Libya's leaders have struggled to bring stability to the country since Muammar Gaddafi was removed from power in 2011.

A planned new constitution remains unwritten and the country has had three prime ministers since March.

The eastern city of Benghazi was at the heart of the anti-Gaddafi uprising.

The BBC's Rana Jawad in the capital, Tripoli, says that the no-fly zone declared by the army chief is an attempt to prevent the new paramilitary force from using air power against Islamist militias in Benghazi.

Image source, Reuters
Image caption,
Benghazi is the scene of fighting between Islamist groups, the army and paramilitary forces
Image source, Reuters
Image caption,
Rebels groups have clashed frequently since they ousted Muammar Gaddafi in the 2011 civil war

Our correspondent say that it is unclear how the army will deliver on its statement to shoot down any military aircraft flying over the city.

The Libyan army declared the no-fly zone after forces of retired colonel and former rebel commander Khalifa Haftar used at least one helicopter during fighting on Friday.

Col Haftar also launched a ground assault on Benghazi's Islamist militia brigades.

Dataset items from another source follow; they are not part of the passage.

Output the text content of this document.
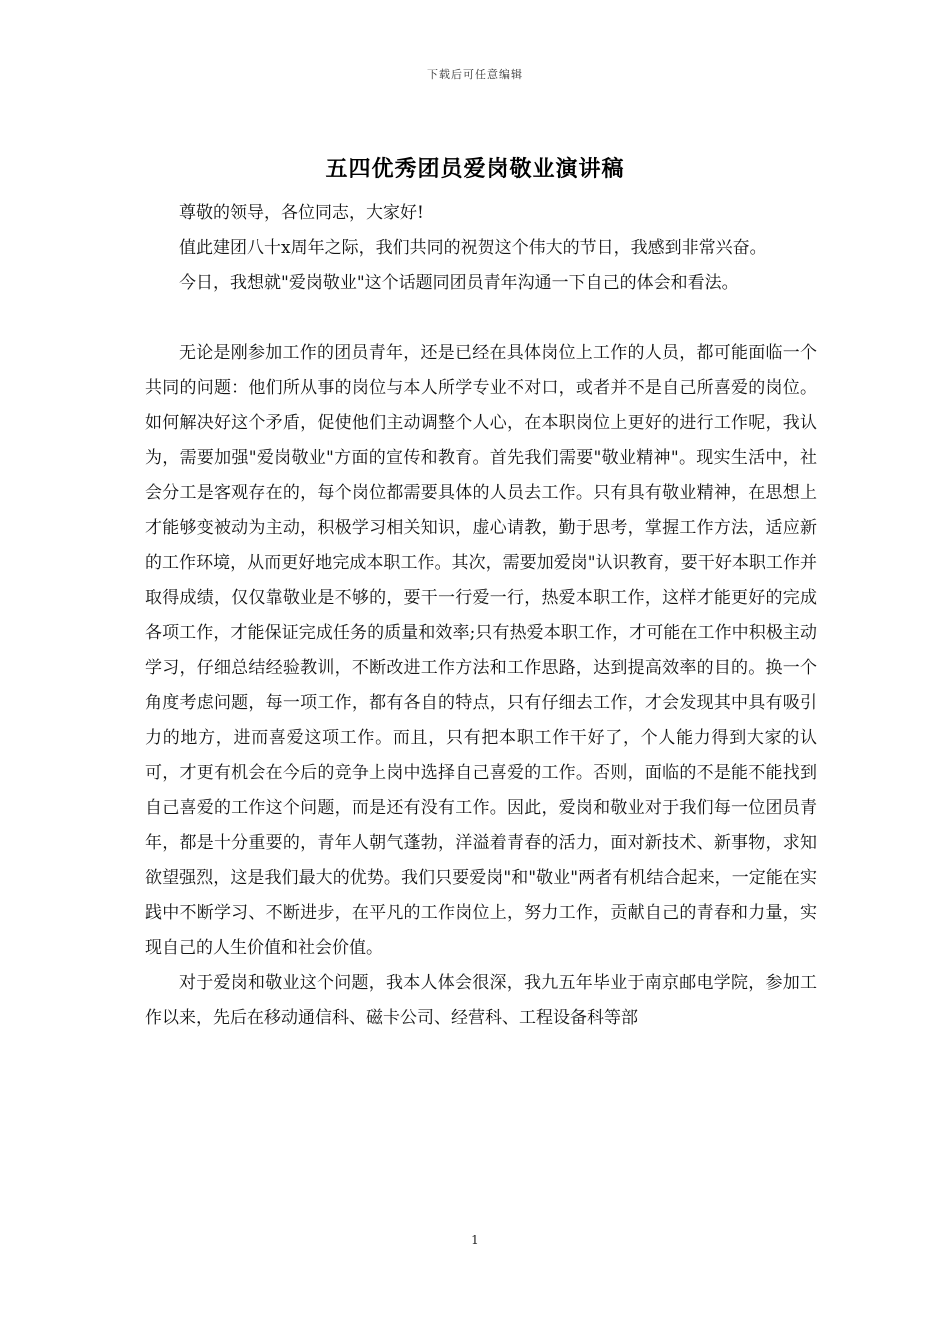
下载后可任意编辑
五四优秀团员爱岗敬业演讲稿

尊敬的领导，各位同志，大家好!

值此建团八十x周年之际，我们共同的祝贺这个伟大的节日，我感到非常兴奋。

今日，我想就"爱岗敬业"这个话题同团员青年沟通一下自己的体会和看法。

无论是刚参加工作的团员青年，还是已经在具体岗位上工作的人员，都可能面临一个共同的问题：他们所从事的岗位与本人所学专业不对口，或者并不是自己所喜爱的岗位。如何解决好这个矛盾，促使他们主动调整个人心，在本职岗位上更好的进行工作呢，我认为，需要加强"爱岗敬业"方面的宣传和教育。首先我们需要"敬业精神"。现实生活中，社会分工是客观存在的，每个岗位都需要具体的人员去工作。只有具有敬业精神，在思想上才能够变被动为主动，积极学习相关知识，虚心请教，勤于思考，掌握工作方法，适应新的工作环境，从而更好地完成本职工作。其次，需要加爱岗"认识教育，要干好本职工作并取得成绩，仅仅靠敬业是不够的，要干一行爱一行，热爱本职工作，这样才能更好的完成各项工作，才能保证完成任务的质量和效率;只有热爱本职工作，才可能在工作中积极主动学习，仔细总结经验教训，不断改进工作方法和工作思路，达到提高效率的目的。换一个角度考虑问题，每一项工作，都有各自的特点，只有仔细去工作，才会发现其中具有吸引力的地方，进而喜爱这项工作。而且，只有把本职工作干好了，个人能力得到大家的认可，才更有机会在今后的竞争上岗中选择自己喜爱的工作。否则，面临的不是能不能找到自己喜爱的工作这个问题，而是还有没有工作。因此，爱岗和敬业对于我们每一位团员青年，都是十分重要的，青年人朝气蓬勃，洋溢着青春的活力，面对新技术、新事物，求知欲望强烈，这是我们最大的优势。我们只要爱岗"和"敬业"两者有机结合起来，一定能在实践中不断学习、不断进步，在平凡的工作岗位上，努力工作，贡献自己的青春和力量，实现自己的人生价值和社会价值。

对于爱岗和敬业这个问题，我本人体会很深，我九五年毕业于南京邮电学院，参加工作以来，先后在移动通信科、磁卡公司、经营科、工程设备科等部

1
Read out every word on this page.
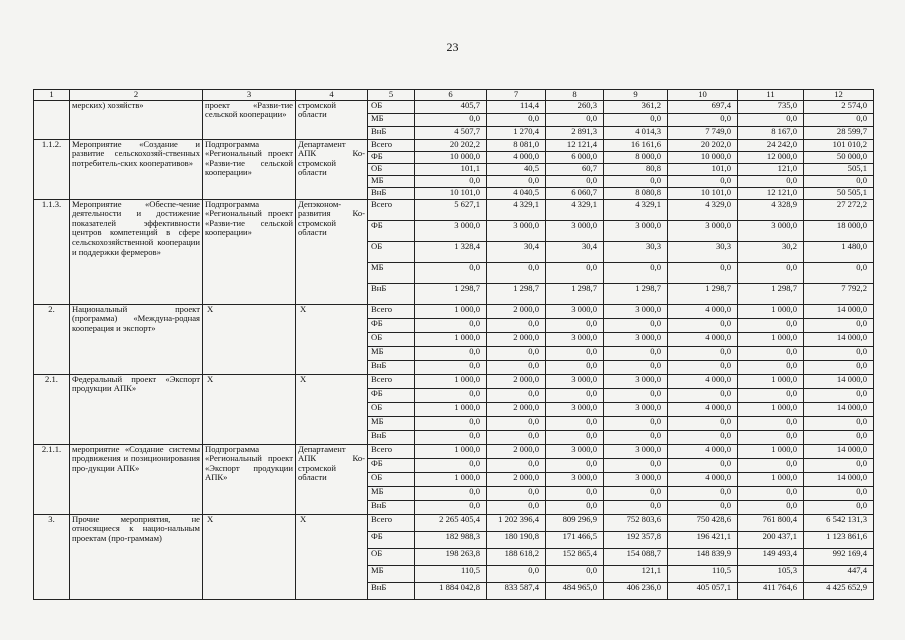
23
1	2	3	4	5	6	7	8	9	10	11	12
	мерских) хозяйств»	проект «Разви-тие сельской кооперации»	стромской области	ОБ	405,7	114,4	260,3	361,2	697,4	735,0	2 574,0
				МБ	0,0	0,0	0,0	0,0	0,0	0,0	0,0
				ВнБ	4 507,7	1 270,4	2 891,3	4 014,3	7 749,0	8 167,0	28 599,7
1.1.2.	Мероприятие «Создание и развитие сельскохозяй-ственных потребитель-ских кооперативов»	Подпрограмма «Региональный проект «Разви-тие сельской кооперации»	Департамент АПК Ко-стромской области	Всего	20 202,2	8 081,0	12 121,4	16 161,6	20 202,0	24 242,0	101 010,2
				ФБ	10 000,0	4 000,0	6 000,0	8 000,0	10 000,0	12 000,0	50 000,0
				ОБ	101,1	40,5	60,7	80,8	101,0	121,0	505,1
				МБ	0,0	0,0	0,0	0,0	0,0	0,0	0,0
				ВнБ	10 101,0	4 040,5	6 060,7	8 080,8	10 101,0	12 121,0	50 505,1
1.1.3.	Мероприятие «Обеспе-чение деятельности и достижение показателей эффективности центров компетенций в сфере сельскохозяйственной кооперации и поддержки фермеров»	Подпрограмма «Региональный проект «Разви-тие сельской кооперации»	Депэконом-развития Ко-стромской области	Всего	5 627,1	4 329,1	4 329,1	4 329,1	4 329,0	4 328,9	27 272,2
				ФБ	3 000,0	3 000,0	3 000,0	3 000,0	3 000,0	3 000,0	18 000,0
				ОБ	1 328,4	30,4	30,4	30,3	30,3	30,2	1 480,0
				МБ	0,0	0,0	0,0	0,0	0,0	0,0	0,0
				ВнБ	1 298,7	1 298,7	1 298,7	1 298,7	1 298,7	1 298,7	7 792,2
2.	Национальный проект (программа) «Междуна-родная кооперация и экспорт»	Х	Х	Всего	1 000,0	2 000,0	3 000,0	3 000,0	4 000,0	1 000,0	14 000,0
				ФБ	0,0	0,0	0,0	0,0	0,0	0,0	0,0
				ОБ	1 000,0	2 000,0	3 000,0	3 000,0	4 000,0	1 000,0	14 000,0
				МБ	0,0	0,0	0,0	0,0	0,0	0,0	0,0
				ВнБ	0,0	0,0	0,0	0,0	0,0	0,0	0,0
2.1.	Федеральный проект «Экспорт продукции АПК»	Х	Х	Всего	1 000,0	2 000,0	3 000,0	3 000,0	4 000,0	1 000,0	14 000,0
				ФБ	0,0	0,0	0,0	0,0	0,0	0,0	0,0
				ОБ	1 000,0	2 000,0	3 000,0	3 000,0	4 000,0	1 000,0	14 000,0
				МБ	0,0	0,0	0,0	0,0	0,0	0,0	0,0
				ВнБ	0,0	0,0	0,0	0,0	0,0	0,0	0,0
2.1.1.	мероприятие «Создание системы продвижения и позиционирования про-дукции АПК»	Подпрограмма «Региональный проект «Экспорт продукции АПК»	Департамент АПК Ко-стромской области	Всего	1 000,0	2 000,0	3 000,0	3 000,0	4 000,0	1 000,0	14 000,0
				ФБ	0,0	0,0	0,0	0,0	0,0	0,0	0,0
				ОБ	1 000,0	2 000,0	3 000,0	3 000,0	4 000,0	1 000,0	14 000,0
				МБ	0,0	0,0	0,0	0,0	0,0	0,0	0,0
				ВнБ	0,0	0,0	0,0	0,0	0,0	0,0	0,0
3.	Прочие мероприятия, не относящиеся к нацио-нальным проектам (про-граммам)	Х	Х	Всего	2 265 405,4	1 202 396,4	809 296,9	752 803,6	750 428,6	761 800,4	6 542 131,3
				ФБ	182 988,3	180 190,8	171 466,5	192 357,8	196 421,1	200 437,1	1 123 861,6
				ОБ	198 263,8	188 618,2	152 865,4	154 088,7	148 839,9	149 493,4	992 169,4
				МБ	110,5	0,0	0,0	121,1	110,5	105,3	447,4
				ВнБ	1 884 042,8	833 587,4	484 965,0	406 236,0	405 057,1	411 764,6	4 425 652,9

He said that although his troops had temporarily withdrawn from the city for tactical reasons, the operation will continue until "Benghazi is purged of terrorists".

"We'll come back with force," Col Haftar told reporters in Abyar, a small town to the east of Benghazi.

"We've started this battle and will continue it until we have reached our goals.

"The street and the Libyan people are with us."

On Saturday Col Hafter's spokesman called on residents living in three western districts of Benghazi - where most of the Islamist militias are based - to leave their homes.

Meanwhile in Tripoli, parliamentary speaker and military commander-in-chief Nuri Abu Sahmain said Col Hafter was trying to stage a coup.

Our correspondent says that Libya has a complex web of militants and some members of the army and air force are part of the paramilitary force.